Single by Hank Williams
- A-side: "You Better Keep It on Your Mind"
- Released: 1954
- Recorded: 1951 (unconfirmed)
- Genre: Country, Blues
- Length: 1:17
- Label: MGM Records
- Songwriter: Hank Williams

= Low Down Blues =

"Low Down Blues" is a song written by Hank Williams and issued by MGM Records in 1954.

==Background==
"Low Down Blues" was released as 78 single more than a year after Williams' death.

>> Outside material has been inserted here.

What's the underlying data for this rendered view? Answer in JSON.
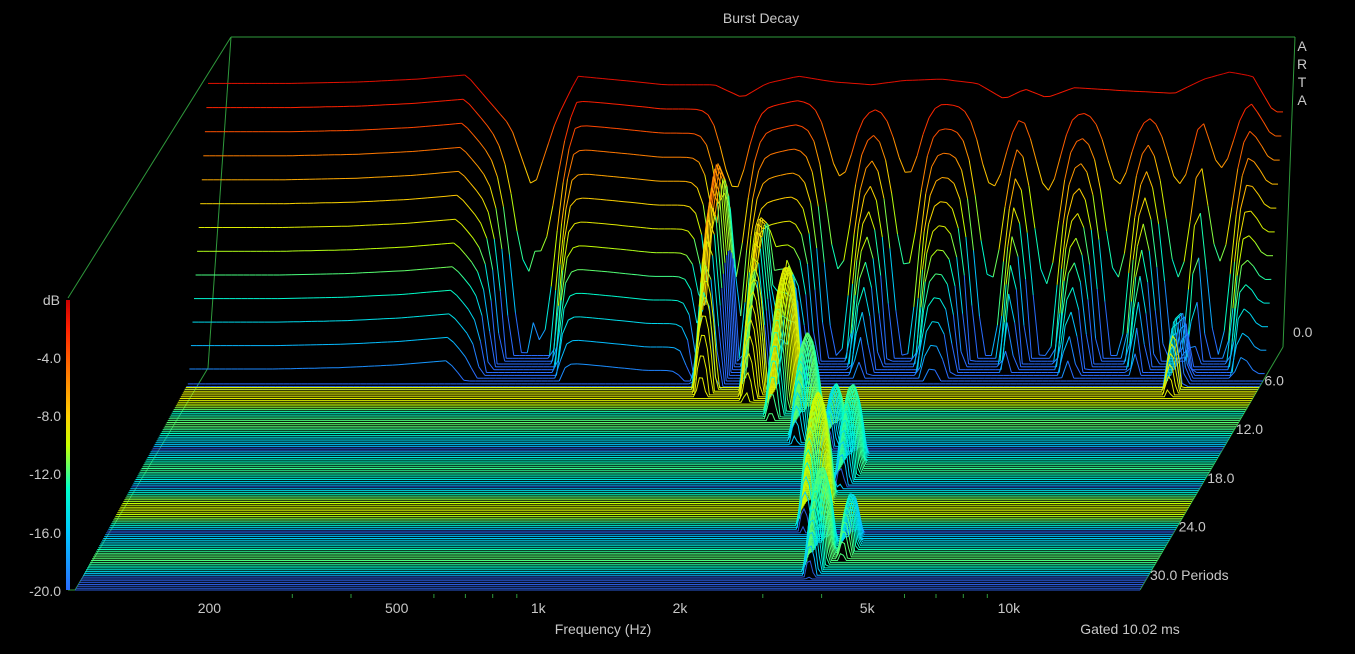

A demo recording featuring only the singer and his guitar, the track shows Hank's affinity for the blues and was likely recorded in 1951. Like his #1 hit "Long Gone Lonesome Blues," the song references suicide by drowning ("I went to the river but the water's too cold") and also references the Ernest Tubb hit "Walkin' the Floor Over You" ("I walked the floor 'til I wore out my shoes"), which he would allude to again on "Your Cheatin' Heart." The song could be interpreted as being a metaphor for Williams' chronic back pain (it is commonly accepted that he had long suffered from an undiagnosed case of spina bifida); the song begins with the lines, "Lord I went to the doctor, he took one look/He said the trouble with you ain't in my book..."

Billy Fury recorded two versions for Decca Records. Charlie Pride also covered the song for RCA.